What I didn’t say out loud was that Flintridge — that’s we called it then; “Prep” is what they say now — was an all-boys school at the time, with a certain bro culture. I had no interest in going to a school that had no girls.
A few years later, Prep went co-ed. It also reached for the academic stars, and for the first time rivaled the other privates in reputation.
That was the time that Pasadena journalist and novelist Chip Jacobs, author of the acclaimed historical novel “Arroyo,” attended Prep.
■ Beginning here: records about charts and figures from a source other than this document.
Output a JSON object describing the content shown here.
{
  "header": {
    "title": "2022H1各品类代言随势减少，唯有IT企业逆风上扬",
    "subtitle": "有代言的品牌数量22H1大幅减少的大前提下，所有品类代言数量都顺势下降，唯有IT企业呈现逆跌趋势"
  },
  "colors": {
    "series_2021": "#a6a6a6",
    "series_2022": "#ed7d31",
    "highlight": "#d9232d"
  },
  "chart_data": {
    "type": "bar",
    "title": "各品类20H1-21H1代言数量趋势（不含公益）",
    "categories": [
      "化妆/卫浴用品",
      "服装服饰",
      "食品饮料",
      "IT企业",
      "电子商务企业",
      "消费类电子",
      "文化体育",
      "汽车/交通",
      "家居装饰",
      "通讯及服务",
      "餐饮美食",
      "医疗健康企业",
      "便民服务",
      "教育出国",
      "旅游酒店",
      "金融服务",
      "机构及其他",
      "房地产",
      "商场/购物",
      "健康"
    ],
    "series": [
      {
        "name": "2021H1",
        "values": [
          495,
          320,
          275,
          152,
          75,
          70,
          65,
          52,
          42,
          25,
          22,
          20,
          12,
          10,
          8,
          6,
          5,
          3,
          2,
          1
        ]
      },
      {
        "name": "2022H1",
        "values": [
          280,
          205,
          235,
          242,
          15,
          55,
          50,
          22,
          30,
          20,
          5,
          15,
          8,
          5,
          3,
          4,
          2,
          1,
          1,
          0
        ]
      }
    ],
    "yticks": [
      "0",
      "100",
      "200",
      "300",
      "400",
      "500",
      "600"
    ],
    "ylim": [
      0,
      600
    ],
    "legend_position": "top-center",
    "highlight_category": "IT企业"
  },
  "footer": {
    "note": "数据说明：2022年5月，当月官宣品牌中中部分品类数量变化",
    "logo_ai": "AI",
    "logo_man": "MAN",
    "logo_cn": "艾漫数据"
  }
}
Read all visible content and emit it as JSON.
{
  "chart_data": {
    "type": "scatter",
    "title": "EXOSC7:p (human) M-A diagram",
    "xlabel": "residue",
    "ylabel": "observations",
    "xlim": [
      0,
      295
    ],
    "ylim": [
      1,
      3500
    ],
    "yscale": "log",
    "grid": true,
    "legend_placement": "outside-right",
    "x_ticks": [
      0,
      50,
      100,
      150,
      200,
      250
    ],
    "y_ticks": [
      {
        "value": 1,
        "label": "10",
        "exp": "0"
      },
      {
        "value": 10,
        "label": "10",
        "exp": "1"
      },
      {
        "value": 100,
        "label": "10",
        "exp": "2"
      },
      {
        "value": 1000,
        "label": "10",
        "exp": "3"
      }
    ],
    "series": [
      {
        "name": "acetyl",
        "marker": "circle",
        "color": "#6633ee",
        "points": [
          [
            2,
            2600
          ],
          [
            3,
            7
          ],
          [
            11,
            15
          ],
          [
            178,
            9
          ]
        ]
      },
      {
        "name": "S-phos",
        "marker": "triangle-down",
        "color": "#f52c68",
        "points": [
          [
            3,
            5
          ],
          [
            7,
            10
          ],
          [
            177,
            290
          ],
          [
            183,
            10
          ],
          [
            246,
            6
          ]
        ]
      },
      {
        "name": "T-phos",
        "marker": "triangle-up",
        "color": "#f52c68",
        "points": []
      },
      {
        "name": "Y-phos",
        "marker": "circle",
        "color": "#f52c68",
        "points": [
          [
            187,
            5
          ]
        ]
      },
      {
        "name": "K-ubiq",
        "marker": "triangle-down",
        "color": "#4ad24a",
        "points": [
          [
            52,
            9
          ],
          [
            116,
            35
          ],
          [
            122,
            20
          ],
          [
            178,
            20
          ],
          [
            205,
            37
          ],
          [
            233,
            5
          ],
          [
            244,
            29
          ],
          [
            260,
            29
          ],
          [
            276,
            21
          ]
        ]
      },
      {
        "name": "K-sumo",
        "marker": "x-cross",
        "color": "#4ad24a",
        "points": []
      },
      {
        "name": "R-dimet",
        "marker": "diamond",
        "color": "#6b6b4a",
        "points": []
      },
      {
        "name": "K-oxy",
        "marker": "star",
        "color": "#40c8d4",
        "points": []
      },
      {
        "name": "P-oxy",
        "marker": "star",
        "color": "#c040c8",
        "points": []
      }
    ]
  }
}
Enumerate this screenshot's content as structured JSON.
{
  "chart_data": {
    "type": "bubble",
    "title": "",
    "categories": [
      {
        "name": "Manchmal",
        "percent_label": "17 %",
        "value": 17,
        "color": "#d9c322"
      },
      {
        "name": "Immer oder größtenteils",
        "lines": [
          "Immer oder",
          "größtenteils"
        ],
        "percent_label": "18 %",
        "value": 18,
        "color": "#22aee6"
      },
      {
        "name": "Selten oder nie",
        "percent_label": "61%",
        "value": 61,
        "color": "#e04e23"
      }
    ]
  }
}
And the Prep of over four decades ago is mostly the setting for his novel “Later Days,” to be published Sept. 16 by the wonderful Los Angeles press Rare Bird.
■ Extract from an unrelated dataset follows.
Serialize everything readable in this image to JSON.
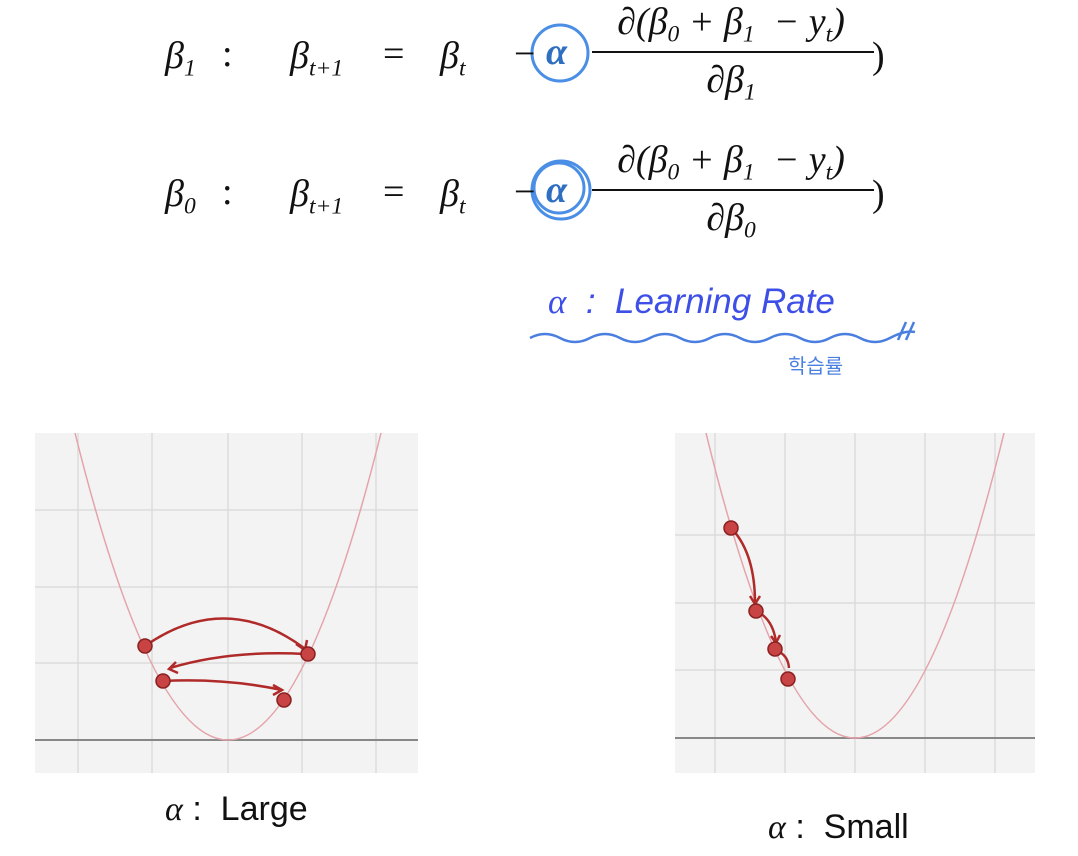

Except he doesn’t call it Flintridge Preparatory School. He calls it Stone Canyon Prep. Don’t know why. I mean, he calls Poly, Poly, and the great rivalry plays out in the plot, including in a crazy high-caffeine dosed basketball game that ends in forfeit and ambulance rides to the Huntington emergency room.
Maybe Chip thought he’d be sued, or at least sentenced to detention by the headmaster, if he named the name. We will find out when I interview him later in the summer for our Books section about what it’s like to write two important works of fiction about his hometown after a career in newspapers and volumes about crime, pollution and his complex and interesting family.
I’m still in the middle of “Later Days,” which deals not only with Prep and its jocks, freaks, intellectuals and geeky faculty but with Caltech’s famous underground steam tunnels, where a Nobelist is encountered; besties bound for Stanford and Cal before problems arise; sex, drugs and lots of rock ’n’ roll. But I jumped ahead to a late chapter, “The Return,” about what it’s like to come back in 2000 to a school now endowed by big-time money, and love it: “Everything’s so freshly unwrapped: the expanded, Ethernet-wired classrooms and two-window snack bar selling salads and BLTs; the space-age gym with digital scoreboard. The twenty-screen computer center. Supposedly, there was a ‘relaxation couch’ in the girls’ room.” And, for a novel that begins with a harrowing bullying incident involving a campus tough and our protagonist, a sign in a walkway: “Our Honor Code Has ZERO Tolerance for Bullies.” How times change when we dare go back to our old school.